Great Hearts' policy on transgender students is strongly opposed by local LGBT organizations and transgender advocates. Opponents to the policy argue that Great Hearts has chosen to ignore clear guidance from the medical and psychological communities regarding how best to support their transgender student population.

Great Hearts argues that, since the civil rights of the transgender population is not yet a matter of settled law in the United States, the Board of Directors will define school policy in line with current statutory guidance and use the birth certificate as the official document that defines a student's gender.

=== Haircut standards ===
In February 2018, Teleos Preparatory Academy in Phoenix, part of the Great Hearts charter school system, notified one of their students that his hairstyle did not conform to the school's policy standard. The child's family argued that he was targeted because he was not white. Great Hearts responded with a statement reinforcing their policy of no braided hair on boys and that Great Hearts was "sorry to see this family leave the Teleos Prep community... we fully respect their decision to do so."

The Arizona chapter of the ACLU together with Black Mothers Forum, a local advocacy organization, called on Great Hearts to eliminate their grooming standards. Eight days later, Great Hearts offered to make a policy exception and readmit the family. The family refused.

=== Homework assignment on slavery ===
In April 2018, Great Hearts apologized after one of their teachers in Texas assigned homework in which students were to list the pros and cons of being a slave.

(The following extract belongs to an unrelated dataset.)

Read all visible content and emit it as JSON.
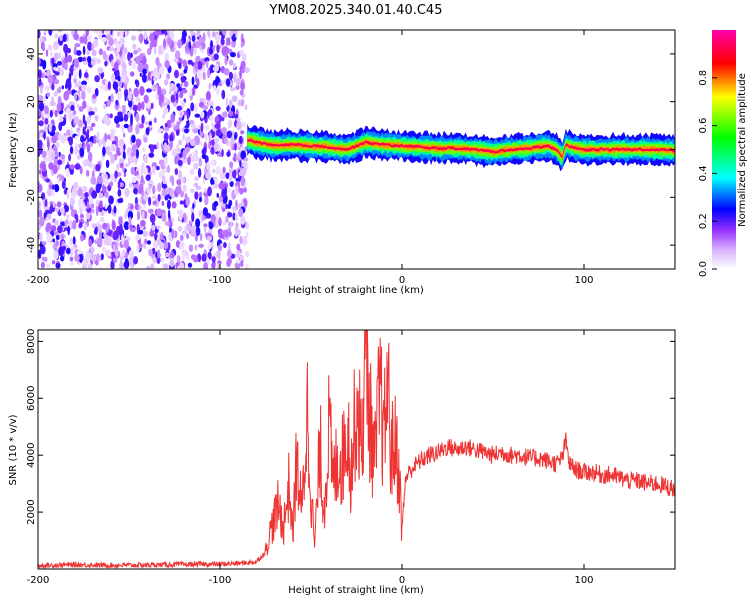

Social media spread the story of the homework assignment nationwide, sparking outrage. In response, Great Hearts issued a statement condemning the homework assignment.

Although the same homework assignment had been given in the past, the teacher who gave the assignment was reprimanded and briefly placed on leave. He was reinstated after remedial training was complete.